Голубица в орлином гнезде - Юнг Шарлотта - Страница 27
- Предыдущая
- 27/61
- Следующая
Как ни были грубы первые опыты мальчиков в рисовании, постоянные наблюдения матери за их работой и выбор сюжетов для копировки были уже само по себе чем-то вроде образования. Не даром жили они посреди грандиозных явлений горной природы; не даром любовались они, как солнце окрашивает скалы яркой пурпурной краской или восторженно удивлялись, смотря на снежные вершины, резко отделявшиеся от синего свода неба, и восторгались при виде ледяных пещер, гигантские кристаллы которых блистали как сапфиры и изумруды, изваянные фантастическими ювелирами легенды.
Наступило время сенокоса. Крестьяне собирались в травянистые ущелья между скалами и жали спелую траву серпами, так как пространство было слишком узко для косы.
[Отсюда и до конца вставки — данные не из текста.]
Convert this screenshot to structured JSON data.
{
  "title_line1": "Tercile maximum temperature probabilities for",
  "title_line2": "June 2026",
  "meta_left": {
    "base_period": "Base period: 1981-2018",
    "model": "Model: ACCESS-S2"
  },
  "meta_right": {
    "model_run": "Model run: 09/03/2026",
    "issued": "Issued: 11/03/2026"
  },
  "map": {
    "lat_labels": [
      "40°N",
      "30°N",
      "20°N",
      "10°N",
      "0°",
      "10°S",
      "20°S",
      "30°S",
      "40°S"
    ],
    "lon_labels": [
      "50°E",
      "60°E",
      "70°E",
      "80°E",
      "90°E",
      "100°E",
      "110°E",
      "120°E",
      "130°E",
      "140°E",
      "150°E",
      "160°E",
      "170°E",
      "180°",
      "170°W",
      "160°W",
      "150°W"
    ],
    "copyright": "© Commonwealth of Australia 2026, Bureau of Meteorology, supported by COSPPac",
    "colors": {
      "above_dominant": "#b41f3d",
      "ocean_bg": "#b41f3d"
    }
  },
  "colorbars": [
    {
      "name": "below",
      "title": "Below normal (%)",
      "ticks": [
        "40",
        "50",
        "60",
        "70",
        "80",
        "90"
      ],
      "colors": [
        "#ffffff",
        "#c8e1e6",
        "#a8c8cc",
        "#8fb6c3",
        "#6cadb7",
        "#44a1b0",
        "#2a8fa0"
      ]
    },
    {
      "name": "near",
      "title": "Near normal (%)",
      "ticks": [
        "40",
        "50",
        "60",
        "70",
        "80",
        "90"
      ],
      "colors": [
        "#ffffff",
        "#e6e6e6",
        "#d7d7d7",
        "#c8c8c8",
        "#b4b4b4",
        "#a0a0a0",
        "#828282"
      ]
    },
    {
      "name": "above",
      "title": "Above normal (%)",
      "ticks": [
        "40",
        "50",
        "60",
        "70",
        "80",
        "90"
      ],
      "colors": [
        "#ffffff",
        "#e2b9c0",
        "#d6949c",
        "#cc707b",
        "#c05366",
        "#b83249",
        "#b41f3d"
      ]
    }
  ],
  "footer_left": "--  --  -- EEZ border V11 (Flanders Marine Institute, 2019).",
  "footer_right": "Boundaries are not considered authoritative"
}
Лучший покос был по берегам Браунвассера, близ Спорного Брода; трава была там скошена и снесена на спинах слуг гораздо ранее горной травы. Переноска эта делалась всегда наскоро во избежание нападений со стороны Шлангенвальдов, но в этом году графа не было дома, а о людях его мало было слышно.
Все слуги собрались на призыв, фрау Кунегунда не принимала никаких отговорок. Не доставало только одной бедной вдовы, жившей на склоне горы немного повыше замка. Сын вдовы объявил, что она очень больна, и просил со слезами на глазах барона Фридмунда выхлопотать ему позволение возвратиться к матери, так как та осталась одна в хижине и некому было дать ей даже стакан воды.
Фридель сейчас же побежал к бабушке, но баронесса сказала, что лентяй Коппель ищет только предлога отлынить от работы.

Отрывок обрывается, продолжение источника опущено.